Funches explained that he has been pleasantly surprised with the receptiveness on both sides of the political spectrum. “There is genuine concern for the families affected by autism and the providers who serve them,” he said. “This shows us at a federal level, that in some way shape or form, we are going to be able to protect access to autism services.”

There are many avenues through which to protect autism services, and NCASS is working specifically to ensure that insurers cannot discriminate against individuals with autism and that federal Medicaid funding can be maintained for individuals with autism in the event that the Medicaid funding formula changes. NCASS is fighting specifically for children with autism - honing in on this population. “We talk a lot about Medicaid funding and pre-existing conditions, but we aren’t talking enough about access to autism services. Right now, even with the ACA, most people who receive autism services are relying on private insurance that are required by state mandates to cover ABA services. The other route is Medicaid, and we were on a trend toward greater access,” said Funches.

During my conversation with Funches about NCASS, I learned a few important things that are very critical for the autism community. Medicaid cuts would be particularly devastating for children with disabilities, including individuals with autism. NCAAS is endeavoring to ensure that legislators understand the long-term societal costs of not providing early intervention services. One law that is on their side is the Paul Wellstone and Pete Domenici Mental Health Parity and Addiction Equity Act (MHPAEA), which says insurers cannot treat mental health care differently than medical care. If Congress passes legislation that eliminates Essential Health Benefits, then health policy experts predict that we are likely to see the return of lifetime and annual caps on services. If enough medical services are limited, then limits on mental health services, including ABA, will not violate MHPAEA.

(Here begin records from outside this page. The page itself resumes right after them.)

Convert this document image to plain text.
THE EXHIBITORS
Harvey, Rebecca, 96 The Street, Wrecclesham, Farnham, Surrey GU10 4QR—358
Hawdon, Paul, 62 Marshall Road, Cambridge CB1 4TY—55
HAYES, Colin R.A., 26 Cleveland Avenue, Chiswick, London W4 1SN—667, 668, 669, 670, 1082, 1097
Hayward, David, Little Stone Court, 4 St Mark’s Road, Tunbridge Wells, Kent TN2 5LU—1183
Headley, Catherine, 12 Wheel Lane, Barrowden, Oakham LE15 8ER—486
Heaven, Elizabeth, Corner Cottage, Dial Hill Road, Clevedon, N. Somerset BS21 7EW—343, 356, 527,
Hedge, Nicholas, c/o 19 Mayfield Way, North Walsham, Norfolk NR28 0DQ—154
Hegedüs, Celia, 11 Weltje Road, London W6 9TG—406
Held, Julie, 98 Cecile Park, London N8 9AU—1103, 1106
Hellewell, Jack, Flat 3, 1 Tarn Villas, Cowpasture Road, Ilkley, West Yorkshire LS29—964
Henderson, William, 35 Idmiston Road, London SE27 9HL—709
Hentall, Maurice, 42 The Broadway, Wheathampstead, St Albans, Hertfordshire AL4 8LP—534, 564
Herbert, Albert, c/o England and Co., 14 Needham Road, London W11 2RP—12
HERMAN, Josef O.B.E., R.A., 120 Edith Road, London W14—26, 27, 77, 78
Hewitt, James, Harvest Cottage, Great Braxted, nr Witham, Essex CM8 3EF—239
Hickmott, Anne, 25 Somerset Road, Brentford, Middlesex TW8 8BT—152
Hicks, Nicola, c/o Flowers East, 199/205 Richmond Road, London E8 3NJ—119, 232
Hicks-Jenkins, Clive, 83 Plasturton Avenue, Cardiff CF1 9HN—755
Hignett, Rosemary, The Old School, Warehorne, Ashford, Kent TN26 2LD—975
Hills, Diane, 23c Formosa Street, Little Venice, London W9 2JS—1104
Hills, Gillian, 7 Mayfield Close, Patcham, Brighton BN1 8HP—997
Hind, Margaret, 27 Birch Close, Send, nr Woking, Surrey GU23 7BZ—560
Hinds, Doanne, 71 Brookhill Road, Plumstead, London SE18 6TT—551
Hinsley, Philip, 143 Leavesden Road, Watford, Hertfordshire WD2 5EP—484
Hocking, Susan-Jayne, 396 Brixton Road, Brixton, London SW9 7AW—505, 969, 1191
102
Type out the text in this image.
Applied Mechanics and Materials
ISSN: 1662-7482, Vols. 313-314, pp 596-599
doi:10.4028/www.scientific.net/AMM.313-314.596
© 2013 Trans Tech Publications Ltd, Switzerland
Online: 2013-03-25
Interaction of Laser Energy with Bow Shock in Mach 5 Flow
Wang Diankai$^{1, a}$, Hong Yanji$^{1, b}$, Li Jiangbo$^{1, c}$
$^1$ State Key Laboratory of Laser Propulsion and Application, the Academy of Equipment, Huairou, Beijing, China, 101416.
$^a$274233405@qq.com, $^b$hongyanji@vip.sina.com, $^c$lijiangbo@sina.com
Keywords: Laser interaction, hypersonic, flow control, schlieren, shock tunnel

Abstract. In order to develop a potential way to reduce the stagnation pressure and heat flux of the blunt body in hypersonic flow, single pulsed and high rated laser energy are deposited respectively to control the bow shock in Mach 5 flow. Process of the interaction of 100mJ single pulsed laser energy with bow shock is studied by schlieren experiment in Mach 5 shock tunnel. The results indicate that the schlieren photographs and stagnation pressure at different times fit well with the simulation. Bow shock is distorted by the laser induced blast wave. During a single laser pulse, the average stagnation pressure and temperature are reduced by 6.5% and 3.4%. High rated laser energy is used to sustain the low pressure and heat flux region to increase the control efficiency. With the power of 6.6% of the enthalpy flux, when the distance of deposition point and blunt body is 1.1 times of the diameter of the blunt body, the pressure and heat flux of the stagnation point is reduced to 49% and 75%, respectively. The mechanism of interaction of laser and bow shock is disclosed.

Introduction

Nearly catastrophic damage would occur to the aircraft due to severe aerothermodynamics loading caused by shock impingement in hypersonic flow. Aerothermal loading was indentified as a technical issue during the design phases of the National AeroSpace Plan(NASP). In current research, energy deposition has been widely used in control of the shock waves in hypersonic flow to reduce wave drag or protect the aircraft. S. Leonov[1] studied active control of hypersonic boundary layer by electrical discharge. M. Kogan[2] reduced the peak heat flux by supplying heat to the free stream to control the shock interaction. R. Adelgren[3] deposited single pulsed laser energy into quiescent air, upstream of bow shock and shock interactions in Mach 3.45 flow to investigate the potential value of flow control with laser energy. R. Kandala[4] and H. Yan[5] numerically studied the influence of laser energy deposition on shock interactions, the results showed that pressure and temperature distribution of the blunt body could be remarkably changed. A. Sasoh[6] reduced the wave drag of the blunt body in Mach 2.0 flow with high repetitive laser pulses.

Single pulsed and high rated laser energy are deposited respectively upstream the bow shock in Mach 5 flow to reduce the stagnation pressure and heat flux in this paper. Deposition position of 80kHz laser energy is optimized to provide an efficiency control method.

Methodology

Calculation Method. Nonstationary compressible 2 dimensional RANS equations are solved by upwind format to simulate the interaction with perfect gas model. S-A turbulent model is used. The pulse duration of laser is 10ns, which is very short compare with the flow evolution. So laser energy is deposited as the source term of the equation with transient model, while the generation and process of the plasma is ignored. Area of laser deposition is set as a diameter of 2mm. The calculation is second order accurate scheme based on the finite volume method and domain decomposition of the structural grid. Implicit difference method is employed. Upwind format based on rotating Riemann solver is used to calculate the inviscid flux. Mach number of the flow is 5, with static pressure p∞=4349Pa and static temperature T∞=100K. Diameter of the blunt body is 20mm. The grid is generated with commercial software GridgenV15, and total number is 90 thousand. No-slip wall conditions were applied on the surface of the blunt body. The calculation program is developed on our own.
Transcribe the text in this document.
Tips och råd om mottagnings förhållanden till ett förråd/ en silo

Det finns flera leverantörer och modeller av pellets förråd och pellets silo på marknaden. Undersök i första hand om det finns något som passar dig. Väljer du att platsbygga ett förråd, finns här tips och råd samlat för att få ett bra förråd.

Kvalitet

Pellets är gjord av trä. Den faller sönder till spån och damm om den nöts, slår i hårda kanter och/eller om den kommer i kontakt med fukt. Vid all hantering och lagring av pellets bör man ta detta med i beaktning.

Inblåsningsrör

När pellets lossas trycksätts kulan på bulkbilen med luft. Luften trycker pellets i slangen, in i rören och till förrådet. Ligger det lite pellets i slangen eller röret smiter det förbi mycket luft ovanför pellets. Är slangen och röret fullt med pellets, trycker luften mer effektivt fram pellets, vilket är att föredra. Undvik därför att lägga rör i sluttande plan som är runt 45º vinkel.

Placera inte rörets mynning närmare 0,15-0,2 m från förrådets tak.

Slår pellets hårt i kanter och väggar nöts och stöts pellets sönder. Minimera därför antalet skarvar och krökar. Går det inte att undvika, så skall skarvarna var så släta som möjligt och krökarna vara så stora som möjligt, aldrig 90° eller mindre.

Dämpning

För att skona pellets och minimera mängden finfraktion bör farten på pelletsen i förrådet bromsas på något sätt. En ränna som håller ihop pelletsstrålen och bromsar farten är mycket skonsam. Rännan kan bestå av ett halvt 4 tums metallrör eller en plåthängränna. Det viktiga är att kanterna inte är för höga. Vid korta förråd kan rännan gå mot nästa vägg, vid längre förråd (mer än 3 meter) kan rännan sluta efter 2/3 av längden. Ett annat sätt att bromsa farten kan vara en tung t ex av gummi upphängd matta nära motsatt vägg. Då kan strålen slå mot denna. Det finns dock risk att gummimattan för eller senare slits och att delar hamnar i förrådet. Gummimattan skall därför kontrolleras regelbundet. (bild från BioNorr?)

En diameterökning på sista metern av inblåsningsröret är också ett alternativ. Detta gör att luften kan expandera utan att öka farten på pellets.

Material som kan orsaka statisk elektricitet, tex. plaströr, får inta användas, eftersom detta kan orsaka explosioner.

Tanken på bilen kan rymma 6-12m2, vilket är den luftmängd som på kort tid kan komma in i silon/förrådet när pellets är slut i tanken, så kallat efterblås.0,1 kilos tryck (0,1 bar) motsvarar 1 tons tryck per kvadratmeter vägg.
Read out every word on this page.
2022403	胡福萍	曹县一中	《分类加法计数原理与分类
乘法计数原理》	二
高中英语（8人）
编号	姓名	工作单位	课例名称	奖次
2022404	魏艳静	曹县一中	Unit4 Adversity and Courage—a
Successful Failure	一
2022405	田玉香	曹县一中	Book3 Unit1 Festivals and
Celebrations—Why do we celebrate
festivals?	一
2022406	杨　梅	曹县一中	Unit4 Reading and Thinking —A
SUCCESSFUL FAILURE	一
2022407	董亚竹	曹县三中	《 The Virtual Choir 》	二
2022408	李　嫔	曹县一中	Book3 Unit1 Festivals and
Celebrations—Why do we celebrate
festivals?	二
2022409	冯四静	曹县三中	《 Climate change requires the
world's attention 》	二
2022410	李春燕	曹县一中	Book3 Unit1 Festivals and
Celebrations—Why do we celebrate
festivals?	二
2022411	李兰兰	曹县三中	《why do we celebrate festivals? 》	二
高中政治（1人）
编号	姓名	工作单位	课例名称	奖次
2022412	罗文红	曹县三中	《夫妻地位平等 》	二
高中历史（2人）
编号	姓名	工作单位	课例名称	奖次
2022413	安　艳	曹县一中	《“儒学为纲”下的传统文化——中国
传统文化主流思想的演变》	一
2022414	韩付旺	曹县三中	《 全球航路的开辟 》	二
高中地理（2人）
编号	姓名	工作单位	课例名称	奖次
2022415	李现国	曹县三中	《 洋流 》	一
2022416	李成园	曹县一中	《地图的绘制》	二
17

Funches also dived deeper into what is known as the Essential Health Benefits. Many of the current legislative proposals would allow states to decide if something is an essential benefit (such as autism coverage). NCAAS is obviously trying to protect Essential Health Benefits to prevent the return of the lifetime and annual caps that would be so devastating to the autism community. According to, Essential Health Benefits are 10 categories of health care that insurance plans must cover. NCAAS’s goal is to ensure that every health plan in America is required to cover autism services, ensuring that families who need the service would have access to affordable, meaningful treatment. According to Funches, the sentiment in Washington is to allow states to control many of these access issues. If that were to happen, NCAAS is prepared to rally the autism community to influence policy at a state level.

NCAAS is working to protect a lot - Mental Health Parity, Essential Health Benefits and Medicaid funding. The members of NCAAS are bringing these categories together to ensure that children and adults with autism can continue to receiving the high-quality services they deserve to fulfill their potential.